Former MLB pitcher Mike Bolsinger has come up with a novel legal strategy as he (literally) relitigates his shoddy third-of-an-inning performance against the Astros in their runup to the 2017 World Series.
The journeyman pitcher gave up four runs and four walks in his ill-fated appearance in a series marred by revelations that the Astros employed an elaborate sign-stealing operation in an attempt to give their offense an upper hand.
Writes the Houston Chronicle:
Continuing to maintain that the Astros’ 2017 sign stealing cost him a job in the major leagues, former Toronto Blue Jays pitcher Mike Bolsinger refiled his lawsuit against the team in Harris County District Court on Thursday afternoon.
Bolsinger, who hasn’t pitched in the majors since allowing four runs and four walks in a third of an inning against the Astros on Aug. 4, 2017, contends his signs were trade secrets under Texas’ Uniform Trade Secrets Act. He is seeking more than $1 million in damages.
The details of the Astros’ scheme are well-known by now. Spies in the outfield used a high-powered camera to intercept hand signals to the opposing team’s pitchers. Astros batters were then alerted about the likely pitch that was on the way by banging on a metal trash can.
“The owners of these trade secrets had taken the reasonable measures customary in the baseball industry to keep the signs secret,” Bolsinger’s suit reads. “Moreover, the signs derived independent economic value, actual or potential, from not generally being known to, and not being readily ascertainable through proper means by, another person who can obtain economic value from the disclosure or use of the information.” But this seems to gloss over the question of whose “trade secret” it is – and that is assuming it meets the legal definition of trade secret under the law.
I touched on some of the lawsuit’s weaknesses in a recent Law360 article:
While TUTSA broadly defines who qualifies as a trade secret owner, Joe Ahmad of Ahmad Zavitsanos Anaipakos Alavi & Mensing PC, told Law360 on Friday that he believes there’s a “real issue as to whether he has any ownership interest at all in the signs.”
“They belong to his team, and I don’t know that he can claim an interest in them,” he said.
But Bolsinger’s problems don’t stop there.
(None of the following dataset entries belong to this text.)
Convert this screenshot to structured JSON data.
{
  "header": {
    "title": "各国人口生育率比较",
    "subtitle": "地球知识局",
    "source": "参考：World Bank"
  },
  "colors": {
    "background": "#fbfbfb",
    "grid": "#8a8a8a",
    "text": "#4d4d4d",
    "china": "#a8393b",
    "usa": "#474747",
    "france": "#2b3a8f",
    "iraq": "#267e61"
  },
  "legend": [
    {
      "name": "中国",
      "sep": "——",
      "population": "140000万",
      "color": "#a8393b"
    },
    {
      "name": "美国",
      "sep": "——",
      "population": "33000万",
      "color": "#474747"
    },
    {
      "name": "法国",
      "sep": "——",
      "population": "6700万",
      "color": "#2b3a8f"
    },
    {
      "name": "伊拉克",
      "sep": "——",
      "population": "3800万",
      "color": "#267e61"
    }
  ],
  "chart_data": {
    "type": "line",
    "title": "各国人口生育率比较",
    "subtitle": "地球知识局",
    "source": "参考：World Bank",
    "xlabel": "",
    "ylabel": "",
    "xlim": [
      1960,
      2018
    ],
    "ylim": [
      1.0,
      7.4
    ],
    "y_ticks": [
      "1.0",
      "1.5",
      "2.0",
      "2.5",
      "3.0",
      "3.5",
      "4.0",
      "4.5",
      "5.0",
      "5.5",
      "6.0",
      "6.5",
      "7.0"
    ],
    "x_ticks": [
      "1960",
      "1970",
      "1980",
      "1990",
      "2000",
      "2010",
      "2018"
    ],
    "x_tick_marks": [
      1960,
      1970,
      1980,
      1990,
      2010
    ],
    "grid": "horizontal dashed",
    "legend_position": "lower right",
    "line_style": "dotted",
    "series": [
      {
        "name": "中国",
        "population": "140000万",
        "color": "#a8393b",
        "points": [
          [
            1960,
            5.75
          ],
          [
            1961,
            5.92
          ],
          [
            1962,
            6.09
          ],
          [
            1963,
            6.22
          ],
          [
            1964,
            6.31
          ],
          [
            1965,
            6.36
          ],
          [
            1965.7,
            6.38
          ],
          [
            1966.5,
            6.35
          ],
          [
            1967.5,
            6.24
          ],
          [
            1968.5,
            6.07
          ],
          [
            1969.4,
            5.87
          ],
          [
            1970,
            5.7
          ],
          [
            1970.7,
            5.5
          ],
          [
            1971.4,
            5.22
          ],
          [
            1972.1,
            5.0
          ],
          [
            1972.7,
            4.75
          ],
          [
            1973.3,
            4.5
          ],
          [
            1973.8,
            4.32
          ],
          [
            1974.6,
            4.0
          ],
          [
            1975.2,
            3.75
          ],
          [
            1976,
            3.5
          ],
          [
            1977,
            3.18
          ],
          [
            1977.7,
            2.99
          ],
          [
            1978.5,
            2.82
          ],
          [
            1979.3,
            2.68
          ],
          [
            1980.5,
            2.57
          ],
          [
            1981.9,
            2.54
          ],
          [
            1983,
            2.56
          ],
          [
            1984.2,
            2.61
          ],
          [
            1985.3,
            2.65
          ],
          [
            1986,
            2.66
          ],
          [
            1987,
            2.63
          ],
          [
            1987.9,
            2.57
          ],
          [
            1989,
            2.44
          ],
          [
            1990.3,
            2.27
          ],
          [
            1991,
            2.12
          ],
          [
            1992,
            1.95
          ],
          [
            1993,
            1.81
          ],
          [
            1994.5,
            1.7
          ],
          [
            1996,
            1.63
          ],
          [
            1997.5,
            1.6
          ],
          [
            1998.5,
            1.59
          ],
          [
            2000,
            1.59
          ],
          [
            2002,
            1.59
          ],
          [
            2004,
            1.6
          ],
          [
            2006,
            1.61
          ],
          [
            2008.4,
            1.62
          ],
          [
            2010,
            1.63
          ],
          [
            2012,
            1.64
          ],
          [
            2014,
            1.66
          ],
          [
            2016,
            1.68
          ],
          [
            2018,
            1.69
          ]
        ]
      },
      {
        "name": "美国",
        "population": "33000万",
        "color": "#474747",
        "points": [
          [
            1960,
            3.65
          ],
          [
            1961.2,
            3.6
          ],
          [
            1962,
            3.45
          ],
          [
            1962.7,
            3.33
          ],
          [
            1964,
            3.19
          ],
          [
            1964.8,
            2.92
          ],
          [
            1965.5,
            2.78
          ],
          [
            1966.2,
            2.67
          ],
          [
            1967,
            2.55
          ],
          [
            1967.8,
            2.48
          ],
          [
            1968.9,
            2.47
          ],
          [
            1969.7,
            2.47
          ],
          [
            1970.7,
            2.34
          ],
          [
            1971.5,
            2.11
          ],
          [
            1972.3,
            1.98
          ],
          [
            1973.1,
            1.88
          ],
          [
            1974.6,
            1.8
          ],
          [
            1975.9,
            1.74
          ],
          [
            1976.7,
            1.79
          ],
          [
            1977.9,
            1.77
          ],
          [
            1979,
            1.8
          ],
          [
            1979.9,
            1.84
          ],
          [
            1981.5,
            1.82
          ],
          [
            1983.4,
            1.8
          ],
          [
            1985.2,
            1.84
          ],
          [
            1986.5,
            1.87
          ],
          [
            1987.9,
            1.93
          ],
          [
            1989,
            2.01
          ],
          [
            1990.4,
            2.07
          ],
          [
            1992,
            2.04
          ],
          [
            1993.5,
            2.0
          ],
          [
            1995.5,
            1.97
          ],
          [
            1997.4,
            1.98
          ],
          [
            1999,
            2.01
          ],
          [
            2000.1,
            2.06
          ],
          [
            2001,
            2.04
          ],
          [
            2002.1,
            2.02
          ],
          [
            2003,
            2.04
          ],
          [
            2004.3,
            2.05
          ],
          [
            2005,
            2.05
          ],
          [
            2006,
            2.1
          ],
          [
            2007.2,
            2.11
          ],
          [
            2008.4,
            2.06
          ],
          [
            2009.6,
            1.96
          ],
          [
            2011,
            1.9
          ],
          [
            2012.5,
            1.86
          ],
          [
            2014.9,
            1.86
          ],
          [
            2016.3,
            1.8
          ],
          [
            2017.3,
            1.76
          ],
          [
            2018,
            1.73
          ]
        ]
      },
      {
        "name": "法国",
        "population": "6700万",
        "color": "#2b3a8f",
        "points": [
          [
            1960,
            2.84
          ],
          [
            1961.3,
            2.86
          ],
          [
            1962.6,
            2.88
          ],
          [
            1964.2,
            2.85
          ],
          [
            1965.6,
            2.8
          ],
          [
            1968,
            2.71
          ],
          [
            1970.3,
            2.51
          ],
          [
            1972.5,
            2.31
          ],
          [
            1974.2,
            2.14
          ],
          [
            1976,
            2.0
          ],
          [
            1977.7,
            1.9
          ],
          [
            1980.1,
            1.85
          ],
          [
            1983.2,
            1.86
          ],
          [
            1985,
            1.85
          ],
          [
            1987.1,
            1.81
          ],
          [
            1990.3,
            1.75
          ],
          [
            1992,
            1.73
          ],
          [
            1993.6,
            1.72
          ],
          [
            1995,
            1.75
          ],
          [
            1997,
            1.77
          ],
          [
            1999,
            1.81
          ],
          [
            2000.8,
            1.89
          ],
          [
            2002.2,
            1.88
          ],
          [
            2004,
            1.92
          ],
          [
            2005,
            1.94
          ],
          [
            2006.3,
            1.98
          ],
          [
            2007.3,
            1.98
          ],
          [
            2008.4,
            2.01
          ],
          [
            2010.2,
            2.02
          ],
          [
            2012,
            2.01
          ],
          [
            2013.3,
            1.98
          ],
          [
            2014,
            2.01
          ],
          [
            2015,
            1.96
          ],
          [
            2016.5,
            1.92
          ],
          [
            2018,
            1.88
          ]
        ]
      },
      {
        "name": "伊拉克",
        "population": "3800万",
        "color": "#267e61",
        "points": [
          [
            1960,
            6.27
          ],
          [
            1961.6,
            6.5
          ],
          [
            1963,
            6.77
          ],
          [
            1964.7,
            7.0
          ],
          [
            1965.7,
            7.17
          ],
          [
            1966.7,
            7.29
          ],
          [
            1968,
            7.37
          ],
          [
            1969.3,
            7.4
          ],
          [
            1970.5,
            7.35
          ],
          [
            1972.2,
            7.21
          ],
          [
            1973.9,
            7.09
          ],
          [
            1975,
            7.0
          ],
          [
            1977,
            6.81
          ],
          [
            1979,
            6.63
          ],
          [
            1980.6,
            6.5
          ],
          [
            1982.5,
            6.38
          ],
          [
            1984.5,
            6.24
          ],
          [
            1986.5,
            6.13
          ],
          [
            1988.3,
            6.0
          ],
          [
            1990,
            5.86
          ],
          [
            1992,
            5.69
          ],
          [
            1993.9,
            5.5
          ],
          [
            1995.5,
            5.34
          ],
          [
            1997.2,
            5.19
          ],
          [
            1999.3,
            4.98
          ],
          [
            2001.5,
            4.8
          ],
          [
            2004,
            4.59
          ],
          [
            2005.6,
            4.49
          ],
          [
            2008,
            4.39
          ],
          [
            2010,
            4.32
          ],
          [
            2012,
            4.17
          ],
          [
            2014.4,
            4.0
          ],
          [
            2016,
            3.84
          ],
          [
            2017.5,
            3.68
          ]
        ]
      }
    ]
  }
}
He will have a difficult time proving that his pitching would have been more effective without the Astros’ sneaky measures. While courts have emphasized “a flexible and imaginative approach to the problem of damages,” to quote an often-cited passage from University Computing v. Lykes-Youngstown Corp., 504 F.2d 518, 538 (5th Cir. 1974), Bolsinger will still have to prove a connection between the harm he is claiming – damage to his MLB career – and the taking of the trade secrets. A judge or jurors might be skeptical that his MLB career was derailed by that one brief outing. Bolsinger has reportedly performed well in the minor leagues and in Japan. Professional baseball is a sophisticated free market for talent. If just one team thinks he has the stuff, he will be called back. And if he is right, it would seem that at least one team would recognize this and overlook that outing.
Supreme Court Justice John Roberts famously claimed that a judge’s role is focused on calling balls and strikes. Bolsinger may want to think twice about his chances with this one.